5. Measurement of Oestrogen and Progesterone
Output
By observing the changes in the vaginal discharges the BOM effectively
measures the cyclic changes in oestrogen and progesterone output
by the ovaries. Oestrogen and progesterone levels can be measured
in blood by radioimmunoassay or their metabolites can be measured
in urine. Blood assays are widely used but have the disadvantage
that the stress of daily sampling, which is necessary to provide
the complete picture of ovarian activity around ovulation, can inhibit
ovulation. Most of the validation of the BOM has been done using
urine assays. Women have no difficulty in collecting urine daily
(3 hour collection) and the assays have been simplified to the stage
that women themselves can do accurate testing at home (using the
Home Ovarian Monitor).
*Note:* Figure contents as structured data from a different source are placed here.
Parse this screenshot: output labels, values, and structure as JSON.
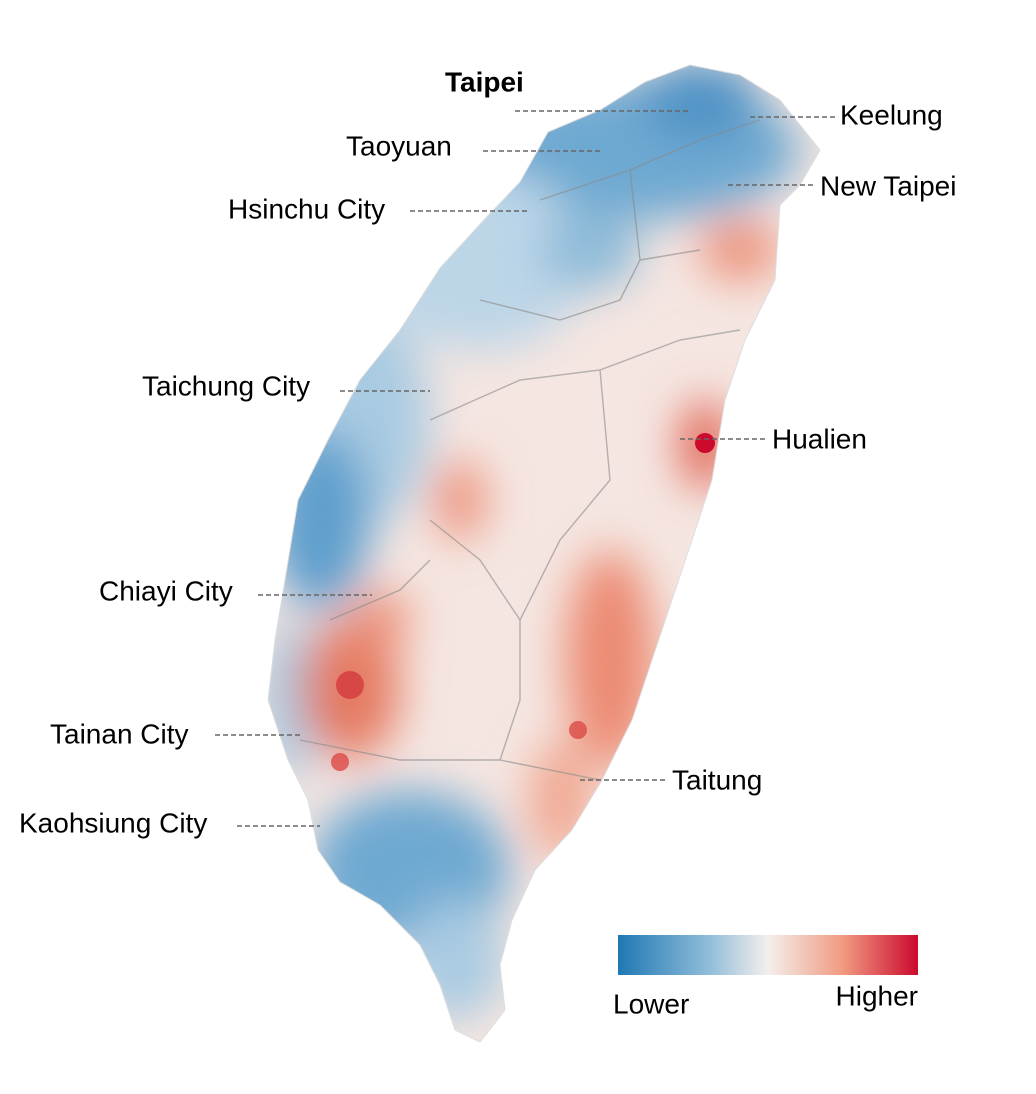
{
  "labels": [
    "Taipei",
    "Taoyuan",
    "Keelung",
    "New Taipei",
    "Hsinchu City",
    "Taichung City",
    "Hualien",
    "Chiayi City",
    "Tainan City",
    "Taitung",
    "Kaohsiung City"
  ],
  "legend": {
    "low": "Lower",
    "high": "Higher"
  }
}
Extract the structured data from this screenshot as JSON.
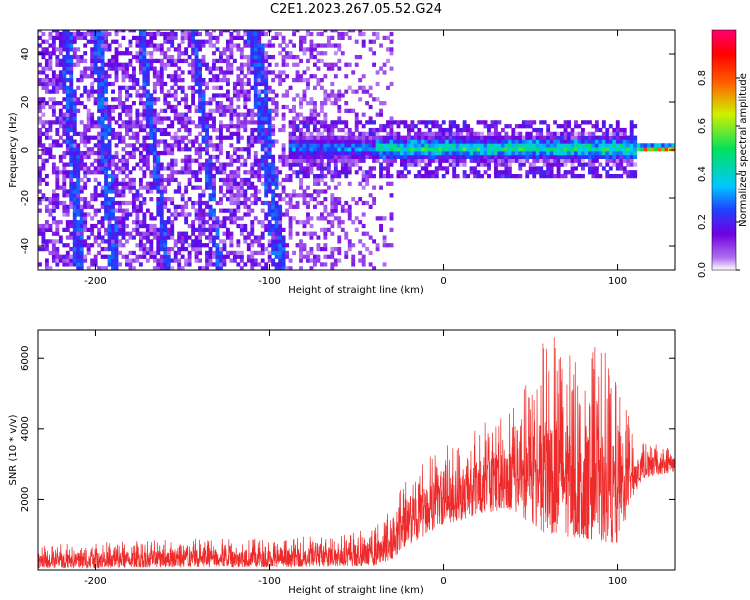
{
  "title": "C2E1.2023.267.05.52.G24",
  "chart_data": [
    {
      "type": "heatmap",
      "xlabel": "Height of straight line (km)",
      "ylabel": "Frequency (Hz)",
      "xlim": [
        -233,
        133
      ],
      "ylim": [
        -50,
        50
      ],
      "xticks": [
        -200,
        -100,
        0,
        100
      ],
      "yticks": [
        -40,
        -20,
        0,
        20,
        40
      ],
      "grid": false,
      "colorbar": {
        "label": "Normalized spectral amplitude",
        "range": [
          0,
          1
        ],
        "ticks": [
          0.0,
          0.2,
          0.4,
          0.6,
          0.8
        ],
        "colormap": "white-purple-blue-cyan-green-yellow-red-magenta",
        "colors": [
          "#ffffff",
          "#b070f0",
          "#7000e0",
          "#2040ff",
          "#00c8ff",
          "#00e060",
          "#d0f000",
          "#ff6000",
          "#ff0000",
          "#ff0070"
        ]
      },
      "features": {
        "carrier_frequency_hz": 0,
        "carrier_amplitude_max": 1.0,
        "diagonal_streaks_start_km": [
          -215,
          -190,
          -175,
          -140,
          -100
        ]
      }
    },
    {
      "type": "line",
      "xlabel": "Height of straight line (km)",
      "ylabel": "SNR (10 * v/v)",
      "xlim": [
        -233,
        133
      ],
      "ylim": [
        0,
        6800
      ],
      "xticks": [
        -200,
        -100,
        0,
        100
      ],
      "yticks": [
        2000,
        4000,
        6000
      ],
      "grid": false,
      "color": "#ee2b2b",
      "envelope": {
        "x": [
          -233,
          -200,
          -150,
          -100,
          -60,
          -40,
          -30,
          -20,
          -10,
          0,
          10,
          20,
          40,
          50,
          60,
          80,
          90,
          100,
          108,
          115,
          133
        ],
        "low": [
          50,
          60,
          80,
          80,
          100,
          120,
          300,
          700,
          1000,
          1300,
          1400,
          1600,
          1700,
          1300,
          1000,
          900,
          800,
          700,
          2000,
          2600,
          2800
        ],
        "high": [
          700,
          800,
          900,
          900,
          1000,
          1200,
          1800,
          3000,
          3300,
          3500,
          3700,
          4200,
          4800,
          5500,
          6800,
          5800,
          6600,
          5200,
          4200,
          3600,
          3500
        ],
        "peak": 6800
      }
    }
  ]
}
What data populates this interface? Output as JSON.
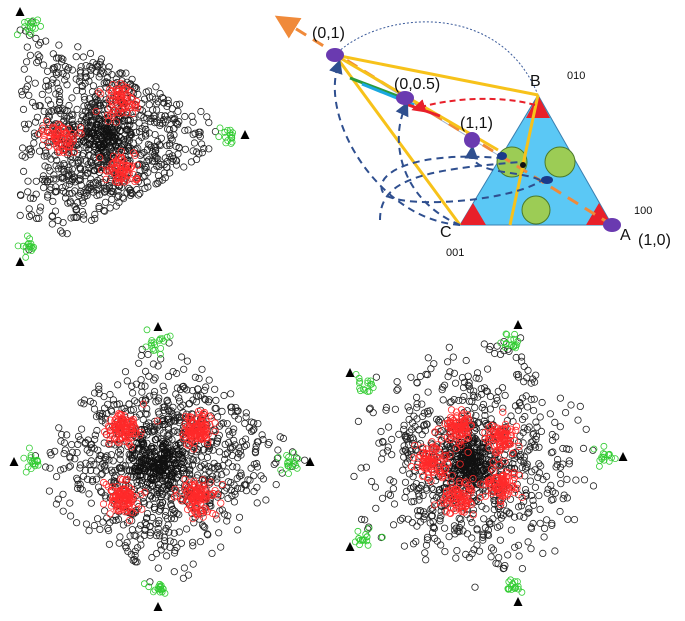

This device is used in many BOM centres to
help women who need reassurance that they are interpreting their
symptoms correctly and it has many applications in assisted reproduction
and in further research.
6. Ultrasound Scanning
The growth of follicles, rupture of a follicle (ovulation) and
development of a corpus luteum can be visualized by ultrasound scanning.
In fact, the actual rupture of the follicle, the extrusion of the
ovum and follicular fluid, the blood supply to these structures
and the degree of stimulation of the uterine endometrium as a result
of the hormones produced, can all be readily seen. This is thus
the most accurate method of timing ovulation. Ultrasound scanning
has played an important role in providing basic information on all
phases of ovarian activity, and its agreement with the findings
based on the hormone patterns and mucus symptoms has added much
to the confidence we have in the rules of the BOM. For daily application,
ultrasound scanning is expensive and therefore it is usual to assess
ovarian activity by another method and use ultrasound scanning as
the final confirmation that ovulation is imminent.